- Born: 1928 Tianjin, China
- Died: 27 January 2021 (aged 92–93)
- Occupation: Translator
- Writing career
- Language: Chinese, English
- Period: 1950s–2021
- Genres: Novel, historical texts
- Notable work: The Art of War
- Notable awards: Lifetime Achievement Award in Translation (2011)

= Lin Wusong =

Chinese translator (1928–2021)

Lin Wusun (林戊荪 (林戊蓀, Lín Wùsūn); 1928 – 27 January 2021) was a Chinese translator. He was the President of China International Publishing Group between 1988 and 1993, the Executive Vice-President of the Translators Association of China between 1992 and 2004, the Chief Editor of Chinese Translators Journal between 2002 and 2005.

==Biography==
Lin was born in 1928 in Tianjin. He studied English in Tianjin, Shanghai, and Calcutta.

In 1946, Lin went to study in the United States.

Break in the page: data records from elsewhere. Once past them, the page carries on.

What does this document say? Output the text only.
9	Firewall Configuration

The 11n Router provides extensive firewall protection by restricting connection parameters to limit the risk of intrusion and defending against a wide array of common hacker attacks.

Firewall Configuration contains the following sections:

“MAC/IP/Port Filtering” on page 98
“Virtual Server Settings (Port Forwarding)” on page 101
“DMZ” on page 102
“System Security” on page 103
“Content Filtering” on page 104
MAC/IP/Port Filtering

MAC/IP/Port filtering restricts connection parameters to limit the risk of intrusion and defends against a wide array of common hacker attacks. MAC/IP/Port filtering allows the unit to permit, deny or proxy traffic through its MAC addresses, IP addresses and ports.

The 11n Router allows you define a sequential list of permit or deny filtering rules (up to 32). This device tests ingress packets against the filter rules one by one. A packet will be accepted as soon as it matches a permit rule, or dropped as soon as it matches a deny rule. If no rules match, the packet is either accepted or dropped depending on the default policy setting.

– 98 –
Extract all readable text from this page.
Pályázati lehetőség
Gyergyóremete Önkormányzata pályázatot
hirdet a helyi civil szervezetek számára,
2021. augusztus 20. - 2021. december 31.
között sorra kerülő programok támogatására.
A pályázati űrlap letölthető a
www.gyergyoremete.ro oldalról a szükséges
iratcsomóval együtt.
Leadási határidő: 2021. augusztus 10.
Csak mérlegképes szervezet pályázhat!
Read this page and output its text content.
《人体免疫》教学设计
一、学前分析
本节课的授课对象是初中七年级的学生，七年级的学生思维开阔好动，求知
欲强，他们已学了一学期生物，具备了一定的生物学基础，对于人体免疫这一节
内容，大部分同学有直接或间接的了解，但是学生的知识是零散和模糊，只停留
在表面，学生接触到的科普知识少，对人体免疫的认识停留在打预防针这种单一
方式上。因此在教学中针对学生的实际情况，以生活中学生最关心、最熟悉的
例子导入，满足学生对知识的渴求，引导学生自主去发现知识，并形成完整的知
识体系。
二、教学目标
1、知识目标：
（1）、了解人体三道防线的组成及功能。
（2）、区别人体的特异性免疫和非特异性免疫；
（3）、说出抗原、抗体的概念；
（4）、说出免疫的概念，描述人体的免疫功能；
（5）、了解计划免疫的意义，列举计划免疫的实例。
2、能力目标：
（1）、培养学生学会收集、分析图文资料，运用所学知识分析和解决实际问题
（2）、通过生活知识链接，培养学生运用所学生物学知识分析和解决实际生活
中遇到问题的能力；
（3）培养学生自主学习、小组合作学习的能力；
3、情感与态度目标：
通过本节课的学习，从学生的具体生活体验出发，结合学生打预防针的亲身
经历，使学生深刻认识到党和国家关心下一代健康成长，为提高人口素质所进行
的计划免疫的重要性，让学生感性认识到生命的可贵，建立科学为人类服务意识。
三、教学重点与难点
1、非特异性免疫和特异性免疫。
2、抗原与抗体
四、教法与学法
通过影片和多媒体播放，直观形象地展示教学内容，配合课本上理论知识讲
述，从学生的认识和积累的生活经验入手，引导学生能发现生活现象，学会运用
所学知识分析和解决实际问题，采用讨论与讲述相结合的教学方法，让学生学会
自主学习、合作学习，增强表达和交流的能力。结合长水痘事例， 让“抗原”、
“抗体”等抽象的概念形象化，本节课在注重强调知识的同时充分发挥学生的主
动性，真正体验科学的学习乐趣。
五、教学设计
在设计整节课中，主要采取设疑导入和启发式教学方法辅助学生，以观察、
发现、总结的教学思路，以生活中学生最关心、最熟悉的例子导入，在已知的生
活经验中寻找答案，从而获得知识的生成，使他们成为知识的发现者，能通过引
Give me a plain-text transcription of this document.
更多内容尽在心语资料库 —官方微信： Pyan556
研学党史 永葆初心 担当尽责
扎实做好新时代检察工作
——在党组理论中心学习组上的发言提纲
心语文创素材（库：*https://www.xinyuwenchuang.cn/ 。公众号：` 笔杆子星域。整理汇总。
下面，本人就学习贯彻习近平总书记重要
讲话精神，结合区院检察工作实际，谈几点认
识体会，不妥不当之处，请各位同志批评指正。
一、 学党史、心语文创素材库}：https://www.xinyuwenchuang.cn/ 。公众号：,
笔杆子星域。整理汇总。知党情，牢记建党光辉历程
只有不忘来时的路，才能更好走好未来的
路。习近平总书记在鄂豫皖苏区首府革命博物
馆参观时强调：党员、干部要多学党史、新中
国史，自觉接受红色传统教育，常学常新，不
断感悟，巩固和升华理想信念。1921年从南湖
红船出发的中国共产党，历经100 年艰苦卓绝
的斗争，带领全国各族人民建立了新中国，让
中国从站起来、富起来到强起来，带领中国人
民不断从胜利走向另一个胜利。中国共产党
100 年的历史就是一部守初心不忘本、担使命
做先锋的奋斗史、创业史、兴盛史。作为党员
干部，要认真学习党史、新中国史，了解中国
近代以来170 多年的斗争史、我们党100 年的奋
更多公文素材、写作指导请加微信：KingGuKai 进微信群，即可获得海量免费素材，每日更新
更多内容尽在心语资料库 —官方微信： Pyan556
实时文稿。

In 1950, Lin returned to China, he served as the president of China International Publishing Group between 1988 and 1993, he became the executive vice-president of the Translators Association of China between 1992 and 2004. In 1992, he was appointed the chief editor of Chinese Translators Journal. He died on 27 January 2021 at the age of 92.

==Translations==
- The Art of War (Sun Tzu) (孙子兵法)
- Sun Bin's Art of War (Sun Bin) (孙膑兵法)
- Analects (Confucius) (论语)
- Nanking Massacre (南京大屠杀)
- Tibetan (西藏)
- Precious Historical Treasures of the Potala Palace (布达拉宫珍宝)
- Silk Road (丝绸之路)

==Awards==
Lin was awarded the Lifetime Achievement Award in Translation in 2011.